François Legault avait une décision lourde de sens à prendre cette semaine. Son parti allait-il garder le flambeau de la laïcité, dans la foulée de l’adoption il y a cinq ans de la loi sur ce sujet, ou allait-il signifier aux Québécois que sa soif de laïcisation était étanchée et qu’il n’irait pas plus loin ?

L’occasion est belle. Le Québec de 2024 continue à financer une cinquantaine d’écoles primaires et secondaires qui offrent, entre les mathématiques et le français, des cours où la religion — une religion, la bonne, évidemment — est inculquée aux enfants. Les traités internationaux protègent le droit des parents d’envoyer leurs enfants dans une école religieuse. Rien n’oblige cependant les États à les financer. Elles ne peuvent cependant ouvrir, au Québec, que si elles obtiennent une homologation, démontrant qu’elles offrent correctement le curriculum normal, avec des professeurs qualifiés, en plus de leur enseignement religieux. C’est pourquoi des écoles hassidiques à Montréal, ou une école catholique intégriste à Lévis, par exemple, font l’objet d’enquêtes et, parfois, de sanctions.

Dans la foulée du scandale de l’école Bedford, une école publique, donc laïque, qui, pendant sept ans, fut la cible d’entrisme religieux, le Parti québécois a présenté une motion offrant de franchir un nouveau pas dans la sécularisation de la nation : mettre fin aux subventions aux écoles privées religieuses. Que dit le ministère québécois de l’Éducation sur l’ampleur du phénomène ? Rien du tout. Il n’en tient pas le compte. Le dernier relevé crédible fut produit l’an dernier par la journaliste radio-canadienne Laurence Niosi : c’est à hauteur de 60 % que sont financées, selon son décompte, 27 écoles catholiques, 14 écoles juives, 4 écoles musulmanes, 2 écoles protestantes évangéliques, 2 écoles arméniennes et 1 école grecque orthodoxe. Pour un coût de 161 millions de dollars par an.

On savait Québec solidaire partant, depuis sa création, pour cette étape de la laïcisation. Le Parti libéral du Québec, lui, était réticent. Mais il a saisi l’occasion et a déclaré jeudi : « On est rendus là. » Il y aurait du Marwah Rizqy dans cette évolution que je ne serais pas surpris. Restait la Coalition avenir Québec (CAQ). Pensez-vous un instant qu’en leur for intérieur, Bernard Drainville et Jean-François Roberge, pour ne nommer qu’eux, souhaitent retarder le groupe ? À l’interne, à la CAQ, une source explique qu’on en a déjà assez sur le dos avec les cas comme ceux de Bedford, qu’on n’a pas un vrai portrait de la situation de ces autres écoles, qu’on ne veut pas ouvrir le débat plus large sur l’école à trois vitesses et que, si elles enseignent correctement le curriculum, pourquoi en vouloir aux écoles religieuses visées par la motion ?

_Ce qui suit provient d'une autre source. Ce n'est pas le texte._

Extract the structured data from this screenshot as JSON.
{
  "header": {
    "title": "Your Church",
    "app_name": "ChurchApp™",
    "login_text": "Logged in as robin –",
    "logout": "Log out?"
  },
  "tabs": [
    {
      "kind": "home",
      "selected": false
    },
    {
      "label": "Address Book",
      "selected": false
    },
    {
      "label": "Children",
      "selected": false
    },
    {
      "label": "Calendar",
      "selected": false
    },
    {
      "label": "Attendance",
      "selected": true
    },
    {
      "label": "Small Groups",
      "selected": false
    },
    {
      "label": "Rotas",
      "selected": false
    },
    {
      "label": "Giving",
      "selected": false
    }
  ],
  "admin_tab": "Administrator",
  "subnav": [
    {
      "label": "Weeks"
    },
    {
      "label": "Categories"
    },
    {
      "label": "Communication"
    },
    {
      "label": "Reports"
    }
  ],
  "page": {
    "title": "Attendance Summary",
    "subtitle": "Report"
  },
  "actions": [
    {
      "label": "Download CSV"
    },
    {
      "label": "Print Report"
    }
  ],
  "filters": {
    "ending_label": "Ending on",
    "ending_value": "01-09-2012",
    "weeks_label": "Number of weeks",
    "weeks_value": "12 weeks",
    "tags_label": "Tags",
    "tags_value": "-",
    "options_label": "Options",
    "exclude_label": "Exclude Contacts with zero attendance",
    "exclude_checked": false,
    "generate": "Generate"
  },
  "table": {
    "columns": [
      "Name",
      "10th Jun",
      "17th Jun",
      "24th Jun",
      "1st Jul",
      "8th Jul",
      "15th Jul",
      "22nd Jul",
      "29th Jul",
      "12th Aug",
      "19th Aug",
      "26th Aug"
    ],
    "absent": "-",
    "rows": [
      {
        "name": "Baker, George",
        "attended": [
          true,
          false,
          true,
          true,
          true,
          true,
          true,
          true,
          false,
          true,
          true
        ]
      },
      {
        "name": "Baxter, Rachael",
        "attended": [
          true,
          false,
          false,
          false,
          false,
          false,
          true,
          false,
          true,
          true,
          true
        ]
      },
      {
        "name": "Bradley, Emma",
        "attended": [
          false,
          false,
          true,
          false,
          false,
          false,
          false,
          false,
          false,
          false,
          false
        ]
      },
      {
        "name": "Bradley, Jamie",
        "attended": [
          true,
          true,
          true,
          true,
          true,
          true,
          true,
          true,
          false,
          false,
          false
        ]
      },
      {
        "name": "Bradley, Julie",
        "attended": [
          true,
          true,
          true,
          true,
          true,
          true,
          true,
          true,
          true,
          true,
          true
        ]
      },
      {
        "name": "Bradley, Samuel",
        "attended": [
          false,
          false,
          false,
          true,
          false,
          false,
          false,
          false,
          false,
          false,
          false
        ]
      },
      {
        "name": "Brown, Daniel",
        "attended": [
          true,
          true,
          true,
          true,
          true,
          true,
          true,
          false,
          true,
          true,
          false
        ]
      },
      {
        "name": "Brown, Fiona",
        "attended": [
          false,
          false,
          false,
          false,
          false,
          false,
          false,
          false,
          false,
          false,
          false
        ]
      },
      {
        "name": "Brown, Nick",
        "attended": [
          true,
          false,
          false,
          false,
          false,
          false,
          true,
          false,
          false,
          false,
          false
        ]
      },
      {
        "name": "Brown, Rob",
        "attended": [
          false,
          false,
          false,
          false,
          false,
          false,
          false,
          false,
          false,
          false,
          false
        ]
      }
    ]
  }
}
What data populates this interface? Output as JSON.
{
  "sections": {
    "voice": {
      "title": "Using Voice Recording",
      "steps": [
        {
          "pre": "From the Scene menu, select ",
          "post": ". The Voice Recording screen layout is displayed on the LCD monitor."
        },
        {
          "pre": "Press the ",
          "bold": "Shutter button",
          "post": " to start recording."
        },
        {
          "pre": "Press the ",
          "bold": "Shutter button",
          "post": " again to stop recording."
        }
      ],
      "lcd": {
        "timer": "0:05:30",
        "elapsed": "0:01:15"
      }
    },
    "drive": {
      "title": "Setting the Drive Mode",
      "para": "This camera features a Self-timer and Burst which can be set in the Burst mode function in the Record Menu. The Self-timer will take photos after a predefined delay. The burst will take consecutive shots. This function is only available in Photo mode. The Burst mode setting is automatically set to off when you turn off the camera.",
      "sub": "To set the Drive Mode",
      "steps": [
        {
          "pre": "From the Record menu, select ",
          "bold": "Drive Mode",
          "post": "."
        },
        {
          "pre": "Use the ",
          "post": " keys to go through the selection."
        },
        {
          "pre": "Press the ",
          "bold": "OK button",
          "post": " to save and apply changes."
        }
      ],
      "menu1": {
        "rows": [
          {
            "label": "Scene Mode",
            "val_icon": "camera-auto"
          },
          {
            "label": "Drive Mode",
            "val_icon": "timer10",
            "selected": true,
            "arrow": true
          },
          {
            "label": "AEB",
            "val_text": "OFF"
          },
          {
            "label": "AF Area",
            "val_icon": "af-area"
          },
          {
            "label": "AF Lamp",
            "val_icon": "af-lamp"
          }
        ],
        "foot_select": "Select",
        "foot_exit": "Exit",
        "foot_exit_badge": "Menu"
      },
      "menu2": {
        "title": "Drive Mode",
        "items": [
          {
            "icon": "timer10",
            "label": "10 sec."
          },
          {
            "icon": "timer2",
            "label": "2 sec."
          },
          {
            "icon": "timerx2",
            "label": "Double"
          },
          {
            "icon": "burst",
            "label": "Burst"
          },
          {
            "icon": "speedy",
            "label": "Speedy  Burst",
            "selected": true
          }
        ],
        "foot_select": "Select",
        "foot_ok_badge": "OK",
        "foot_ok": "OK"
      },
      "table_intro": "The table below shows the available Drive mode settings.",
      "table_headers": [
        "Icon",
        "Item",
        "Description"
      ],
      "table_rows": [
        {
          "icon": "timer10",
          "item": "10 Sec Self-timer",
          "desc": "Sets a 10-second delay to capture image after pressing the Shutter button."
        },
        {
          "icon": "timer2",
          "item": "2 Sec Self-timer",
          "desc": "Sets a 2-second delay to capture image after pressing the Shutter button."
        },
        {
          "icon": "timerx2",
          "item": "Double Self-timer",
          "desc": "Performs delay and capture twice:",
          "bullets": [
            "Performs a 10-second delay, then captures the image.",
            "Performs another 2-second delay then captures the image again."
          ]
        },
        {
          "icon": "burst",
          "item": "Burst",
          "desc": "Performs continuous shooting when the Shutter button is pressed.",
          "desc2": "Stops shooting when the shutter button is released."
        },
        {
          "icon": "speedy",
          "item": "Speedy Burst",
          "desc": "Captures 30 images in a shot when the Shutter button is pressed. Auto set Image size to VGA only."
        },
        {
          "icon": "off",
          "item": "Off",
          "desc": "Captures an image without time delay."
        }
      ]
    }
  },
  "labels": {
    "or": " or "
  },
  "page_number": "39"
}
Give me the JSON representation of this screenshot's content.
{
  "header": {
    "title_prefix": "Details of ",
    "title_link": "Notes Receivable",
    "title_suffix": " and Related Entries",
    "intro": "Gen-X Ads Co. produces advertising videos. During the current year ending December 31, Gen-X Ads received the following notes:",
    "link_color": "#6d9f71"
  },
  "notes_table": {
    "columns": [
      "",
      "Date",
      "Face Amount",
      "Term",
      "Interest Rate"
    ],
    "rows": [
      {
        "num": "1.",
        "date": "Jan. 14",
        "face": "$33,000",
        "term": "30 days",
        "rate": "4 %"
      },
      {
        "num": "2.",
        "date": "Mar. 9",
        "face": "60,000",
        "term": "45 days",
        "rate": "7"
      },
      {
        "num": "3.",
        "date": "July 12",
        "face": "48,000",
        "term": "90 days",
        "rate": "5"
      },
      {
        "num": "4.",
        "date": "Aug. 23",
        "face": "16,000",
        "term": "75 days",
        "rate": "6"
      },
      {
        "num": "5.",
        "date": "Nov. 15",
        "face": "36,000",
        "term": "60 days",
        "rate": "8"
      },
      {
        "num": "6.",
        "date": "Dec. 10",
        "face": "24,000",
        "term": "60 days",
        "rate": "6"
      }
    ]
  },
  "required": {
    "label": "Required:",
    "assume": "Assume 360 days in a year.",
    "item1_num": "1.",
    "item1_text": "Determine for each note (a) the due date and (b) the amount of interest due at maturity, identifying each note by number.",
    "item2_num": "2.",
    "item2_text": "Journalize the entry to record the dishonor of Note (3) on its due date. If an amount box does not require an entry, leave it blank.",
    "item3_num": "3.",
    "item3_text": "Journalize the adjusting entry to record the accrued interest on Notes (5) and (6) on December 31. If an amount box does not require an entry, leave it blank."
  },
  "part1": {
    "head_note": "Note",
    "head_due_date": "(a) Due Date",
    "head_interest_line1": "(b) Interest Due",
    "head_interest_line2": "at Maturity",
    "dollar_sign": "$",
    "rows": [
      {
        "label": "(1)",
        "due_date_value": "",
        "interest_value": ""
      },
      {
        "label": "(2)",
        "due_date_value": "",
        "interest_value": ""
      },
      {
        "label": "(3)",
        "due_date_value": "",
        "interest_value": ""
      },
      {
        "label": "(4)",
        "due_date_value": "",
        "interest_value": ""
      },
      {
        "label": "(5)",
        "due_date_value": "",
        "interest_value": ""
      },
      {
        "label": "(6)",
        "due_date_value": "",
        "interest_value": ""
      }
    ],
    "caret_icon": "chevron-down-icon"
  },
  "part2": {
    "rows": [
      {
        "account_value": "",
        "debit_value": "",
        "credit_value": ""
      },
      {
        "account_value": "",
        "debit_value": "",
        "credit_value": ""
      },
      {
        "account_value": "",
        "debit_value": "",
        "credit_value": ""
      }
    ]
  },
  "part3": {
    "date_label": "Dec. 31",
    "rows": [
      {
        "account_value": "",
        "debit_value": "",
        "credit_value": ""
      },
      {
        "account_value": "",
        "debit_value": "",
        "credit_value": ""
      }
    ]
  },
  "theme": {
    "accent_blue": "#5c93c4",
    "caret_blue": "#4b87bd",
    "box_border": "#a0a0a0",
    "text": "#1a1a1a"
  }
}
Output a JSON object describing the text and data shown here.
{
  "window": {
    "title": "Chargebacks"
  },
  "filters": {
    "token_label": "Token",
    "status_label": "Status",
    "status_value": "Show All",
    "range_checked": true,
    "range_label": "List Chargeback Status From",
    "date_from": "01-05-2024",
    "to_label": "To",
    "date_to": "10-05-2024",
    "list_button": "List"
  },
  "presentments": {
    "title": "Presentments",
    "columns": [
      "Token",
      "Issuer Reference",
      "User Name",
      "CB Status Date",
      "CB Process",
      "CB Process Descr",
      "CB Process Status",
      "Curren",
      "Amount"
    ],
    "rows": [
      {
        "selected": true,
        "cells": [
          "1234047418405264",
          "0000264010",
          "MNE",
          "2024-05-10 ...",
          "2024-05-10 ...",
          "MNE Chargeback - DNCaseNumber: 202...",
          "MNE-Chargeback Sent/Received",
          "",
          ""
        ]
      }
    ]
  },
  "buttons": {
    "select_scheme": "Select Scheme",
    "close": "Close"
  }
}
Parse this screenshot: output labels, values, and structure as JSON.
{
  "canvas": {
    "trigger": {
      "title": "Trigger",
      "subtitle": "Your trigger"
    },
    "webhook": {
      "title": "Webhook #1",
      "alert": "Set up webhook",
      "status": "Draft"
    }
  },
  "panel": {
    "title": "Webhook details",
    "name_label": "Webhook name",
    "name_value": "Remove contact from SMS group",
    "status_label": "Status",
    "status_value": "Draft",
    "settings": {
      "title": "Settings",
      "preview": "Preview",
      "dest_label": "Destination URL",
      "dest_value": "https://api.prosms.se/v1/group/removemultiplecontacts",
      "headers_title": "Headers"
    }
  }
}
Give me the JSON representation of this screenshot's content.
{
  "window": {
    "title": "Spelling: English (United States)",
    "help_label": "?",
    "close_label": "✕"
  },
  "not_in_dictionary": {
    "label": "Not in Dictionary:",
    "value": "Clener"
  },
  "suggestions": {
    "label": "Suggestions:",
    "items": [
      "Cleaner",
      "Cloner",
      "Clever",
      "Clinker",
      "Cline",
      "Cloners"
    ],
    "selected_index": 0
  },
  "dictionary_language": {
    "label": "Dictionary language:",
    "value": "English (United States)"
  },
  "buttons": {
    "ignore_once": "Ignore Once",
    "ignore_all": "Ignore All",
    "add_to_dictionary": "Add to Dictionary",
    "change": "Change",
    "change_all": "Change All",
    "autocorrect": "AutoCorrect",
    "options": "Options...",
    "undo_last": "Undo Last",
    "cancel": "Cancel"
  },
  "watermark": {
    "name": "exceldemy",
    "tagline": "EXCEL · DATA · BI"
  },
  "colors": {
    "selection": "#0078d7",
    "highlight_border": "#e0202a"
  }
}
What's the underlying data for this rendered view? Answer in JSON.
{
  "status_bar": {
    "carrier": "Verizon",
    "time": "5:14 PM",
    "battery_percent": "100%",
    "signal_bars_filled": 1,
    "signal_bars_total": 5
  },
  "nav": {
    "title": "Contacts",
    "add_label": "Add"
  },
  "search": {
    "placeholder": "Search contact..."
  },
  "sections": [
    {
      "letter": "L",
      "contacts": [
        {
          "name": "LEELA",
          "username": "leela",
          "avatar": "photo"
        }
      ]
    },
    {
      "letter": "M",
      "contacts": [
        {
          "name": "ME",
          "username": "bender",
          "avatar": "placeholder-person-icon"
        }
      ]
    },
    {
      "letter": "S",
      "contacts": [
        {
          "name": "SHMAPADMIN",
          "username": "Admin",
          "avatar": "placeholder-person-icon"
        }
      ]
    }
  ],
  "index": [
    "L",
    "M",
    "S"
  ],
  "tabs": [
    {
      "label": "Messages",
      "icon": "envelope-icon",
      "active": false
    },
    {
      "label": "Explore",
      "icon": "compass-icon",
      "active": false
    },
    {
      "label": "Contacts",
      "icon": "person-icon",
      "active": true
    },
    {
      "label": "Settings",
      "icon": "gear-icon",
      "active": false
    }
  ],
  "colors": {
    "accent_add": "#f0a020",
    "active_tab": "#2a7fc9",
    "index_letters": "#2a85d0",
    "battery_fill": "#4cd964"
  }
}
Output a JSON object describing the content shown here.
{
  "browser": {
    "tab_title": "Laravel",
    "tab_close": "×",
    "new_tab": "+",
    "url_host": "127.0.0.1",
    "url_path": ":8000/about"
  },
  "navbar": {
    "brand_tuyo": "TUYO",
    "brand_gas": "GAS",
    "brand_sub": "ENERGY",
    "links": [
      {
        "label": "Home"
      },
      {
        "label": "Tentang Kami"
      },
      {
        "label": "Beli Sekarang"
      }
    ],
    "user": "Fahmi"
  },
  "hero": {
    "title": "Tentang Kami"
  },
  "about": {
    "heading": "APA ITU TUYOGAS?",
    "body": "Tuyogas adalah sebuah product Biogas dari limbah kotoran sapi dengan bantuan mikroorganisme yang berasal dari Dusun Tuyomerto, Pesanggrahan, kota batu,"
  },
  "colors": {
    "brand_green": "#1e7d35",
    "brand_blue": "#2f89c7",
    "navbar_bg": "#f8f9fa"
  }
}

Euh, parce qu’on est rendus là ? La CAQ n’avait qu’à se dire d’accord avec le principe : à l’avenir, les fonds publics ne seront pas utilisés pour des écoles inculquant une religion. Ensuite, un gouvernement réellement intéressé par la laïcité aurait : 1) réclamé de son ministère un état des lieux ; 2) écrit un projet de loi prévoyant les modalités ; 3) proposé, par exemple, un échéancier de retrait des subventions sur trois, cinq ou huit ans ; 4) décidé s’il permettait l’enseignement religieux en programme parascolaire, facturé aux parents, mais au sein de l’école, comme c’est le cas dans des écoles juives.

La commission parlementaire aurait ensuite entendu les différents acteurs du dossier et fait les arbitrages appropriés. On se serait rapidement rendu compte que l’existence même du projet de loi conduirait plusieurs des écoles visées à modifier leur statut pour devenir pleinement laïques et ainsi garder leurs subventions.

Cette réouverture de la Loi sur la laïcité et de la Loi sur l’instruction publique aurait permis au Parti québécois de ramener ses amendements refusés au moment de l’adoption du projet de loi 21 : étendre l’interdiction des signes religieux à toute l’école, y compris au service de garde et au personnel (avec droit acquis, évidemment) ; l’étendre aux écoles privées subventionnées, désormais toutes non religieuses.

Mais qu’a fait, plutôt, le gouvernement de la CAQ ? D’abord, Bernard Drainville est allé dire à Tout le monde en parle qu’il existait un « compromis historique » au sujet des écoles religieuses subventionnées. Si ce compromis existait dimanche soir, ce qui est douteux, il s’était évanoui jeudi matin. Ensuite, le premier ministre François Legault, répondant au front commun des trois partis d’opposition en la matière, a choisi en période de questions de répondre ceci : « Je prends note que le Parti libéral du Québec, Québec solidaire et le Parti québécois veulent couper, veulent couper le financement au collège Brébeuf, au collège Notre-Dame, au collège de Montréal, au collège Jésus-Marie, au collège Regina Assumpta, au Petit Séminaire de Québec, au collège de Lévis. »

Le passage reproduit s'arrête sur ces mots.